「Breaking the Spell」


Breaking the Spell: Religion as a Natural Phenomenon

Breaking the Spell: Religion as a Natural Phenomenon



進化生物学に深い造詣をもつ哲学者デネットによる宗教についての議論が収められている.デネットの立場は,神が実在するかどうかという問題はここでは議論しないというものだ.宗教は一体どうしてここにあるのか,我々はそれとどう向かい合うべきかについての議論をしようという試みとなっている.題名のBreaking the Spellというのは掛けられた呪文(宗教のことを指している)を破ることという意味である.これについては本書の中で音楽会の中で鳴る携帯電話が例にとられている.呪文破りは気持ちよく呪文に浸っている人をじゃまする行為かもしれない,しかし9.11以後の現代において宗教の問題をもう一度しっかり議論すべきだという著者の思いが込められている.

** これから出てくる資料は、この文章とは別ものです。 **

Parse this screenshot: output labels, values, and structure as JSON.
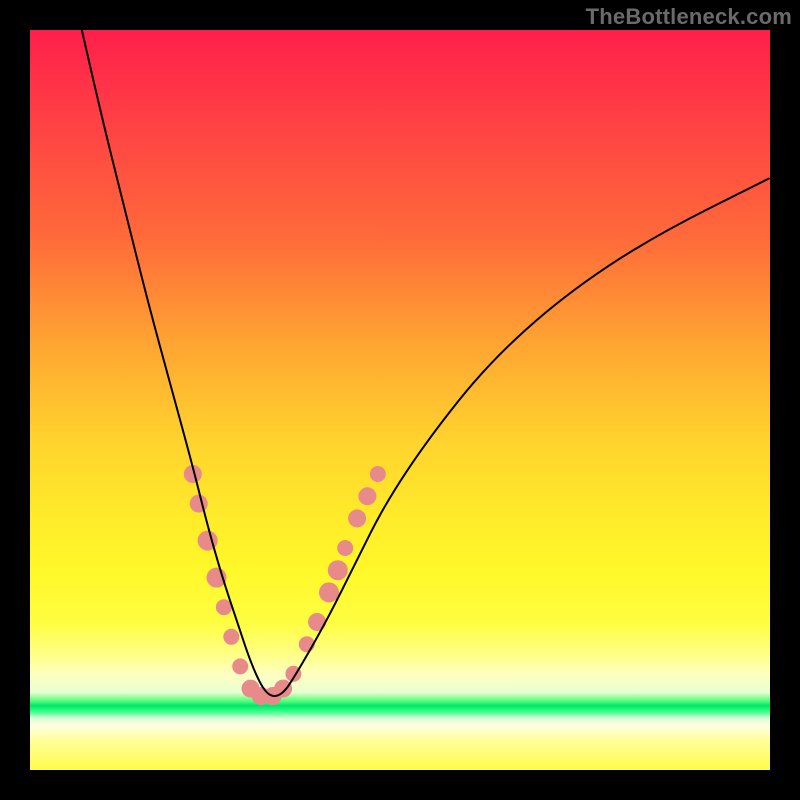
{
  "watermark": "TheBottleneck.com",
  "chart_data": {
    "type": "line",
    "title": "",
    "xlabel": "",
    "ylabel": "",
    "xlim": [
      0,
      100
    ],
    "ylim": [
      0,
      100
    ],
    "grid": false,
    "legend": false,
    "background_gradient": {
      "direction": "vertical",
      "stops": [
        {
          "pos": 0,
          "color": "#ff1f4a"
        },
        {
          "pos": 28,
          "color": "#ff6a3a"
        },
        {
          "pos": 55,
          "color": "#ffd22e"
        },
        {
          "pos": 73,
          "color": "#fff82a"
        },
        {
          "pos": 87,
          "color": "#ffffc0"
        },
        {
          "pos": 91,
          "color": "#00e56a"
        },
        {
          "pos": 94,
          "color": "#ffffe0"
        },
        {
          "pos": 100,
          "color": "#fffb4a"
        }
      ]
    },
    "series": [
      {
        "name": "curve",
        "color": "#000000",
        "stroke_width": 2,
        "x": [
          7,
          10,
          13,
          16,
          19,
          22,
          24,
          26,
          28,
          30,
          32,
          34,
          36,
          40,
          44,
          48,
          54,
          62,
          72,
          84,
          100
        ],
        "y": [
          100,
          87,
          75,
          63,
          52,
          41,
          33,
          26,
          20,
          14,
          10,
          10,
          13,
          20,
          28,
          36,
          45,
          55,
          64,
          72,
          80
        ]
      }
    ],
    "markers": {
      "name": "dots",
      "color": "#e98a8a",
      "radius_major": 10,
      "radius_minor": 7,
      "points": [
        {
          "x": 22.0,
          "y": 40,
          "r": 9
        },
        {
          "x": 22.8,
          "y": 36,
          "r": 9
        },
        {
          "x": 24.0,
          "y": 31,
          "r": 10
        },
        {
          "x": 25.2,
          "y": 26,
          "r": 10
        },
        {
          "x": 26.2,
          "y": 22,
          "r": 8
        },
        {
          "x": 27.2,
          "y": 18,
          "r": 8
        },
        {
          "x": 28.4,
          "y": 14,
          "r": 8
        },
        {
          "x": 29.8,
          "y": 11,
          "r": 9
        },
        {
          "x": 31.2,
          "y": 10,
          "r": 9
        },
        {
          "x": 32.8,
          "y": 10,
          "r": 9
        },
        {
          "x": 34.2,
          "y": 11,
          "r": 9
        },
        {
          "x": 35.6,
          "y": 13,
          "r": 8
        },
        {
          "x": 37.4,
          "y": 17,
          "r": 8
        },
        {
          "x": 38.8,
          "y": 20,
          "r": 9
        },
        {
          "x": 40.4,
          "y": 24,
          "r": 10
        },
        {
          "x": 41.6,
          "y": 27,
          "r": 10
        },
        {
          "x": 42.6,
          "y": 30,
          "r": 8
        },
        {
          "x": 44.2,
          "y": 34,
          "r": 9
        },
        {
          "x": 45.6,
          "y": 37,
          "r": 9
        },
        {
          "x": 47.0,
          "y": 40,
          "r": 8
        }
      ]
    }
  }
}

本書ではきわめて詳細にいろいろなことが議論される.その議論は哲学者らしくいずれも深い.最初の宗教の定義が細かいのはお約束としても,宗教の呪文の二重性,科学の領域とそれに宗教自体が含まれるかどうか,知識の増大がコストになりうる可能性,ある特徴により誰が利益を得ているのかについての鋭い追求と副産物説のカテゴリーわけ,志向姿勢とハイパーアクティブエージェント探知装置,プラセボ効果と催眠感受性,健康保険としての初期宗教,複製効率を高めるための不可解性,音楽と宗教の比較,宗教の防御性と神秘,異端と管理責任,ミームアメリカの宗教市場,強制と死後の報酬,防御システムとしての信仰の信仰,神の実在と神の概念の実在,思考の分業,宗教のデザインフィーチャー,報酬と罰システムと真の善,アカデミックな煙幕,他者の宗教に対する態度と偽善,精神性と善の連想の根拠など並べるだけでもきらめく議論が延々と連なっている.


そして,それを通奏するメッセージは,乱暴にくくると以下のようなものだ.第一に科学は宗教自体を調べることができるし,これだけ掛け金が上がった今,リサーチをためらうべきではないということ,そして第二に宗教とは何か,そして宗教はなぜそれが持つ特徴を持っているのかはダーウィニアン的に説明できる.それは我々の進化した脳にフィットした形で始まったミームが進化し,そして管理者を持って繁栄しているのだ.だから(ミームミーム利己的であるにすぎないから)宗教は我々人類に善をなしているかどうかは明らかではない.リサーチが必要なのだ.第三に信仰の信仰などの特徴はミームたる宗教の防衛的反応であり,それを絶対視しない方がよいし,なにかが神聖であるという価値観は紛争のもとであり注意すべきだ.さらに我々が通常宗教に対してとっている態度は偽善だ.第四に宗教勧誘についてはすべての情報を開示すべきだ.特に子供についてはそうだ.


これは哲学者としての議論を踏み越えた部分もあるだろうが,デネットの熱い思いがこもっておりなかなか迫力のある本に仕上がっている.宗教の特徴についてはミーム的にとらえると最もよく理解できるし,そのような視点に立てば宗教に対してどう対処するかもある程度客観的に論じられるのではないかと感じられる.それにしてもアメリカの現状と本書のような本が執筆,出版されるという事情を背景にして,宗教は9.11以降を生きる我々にとって避けることのできない問題なのだということを改めて感じずにはいられない.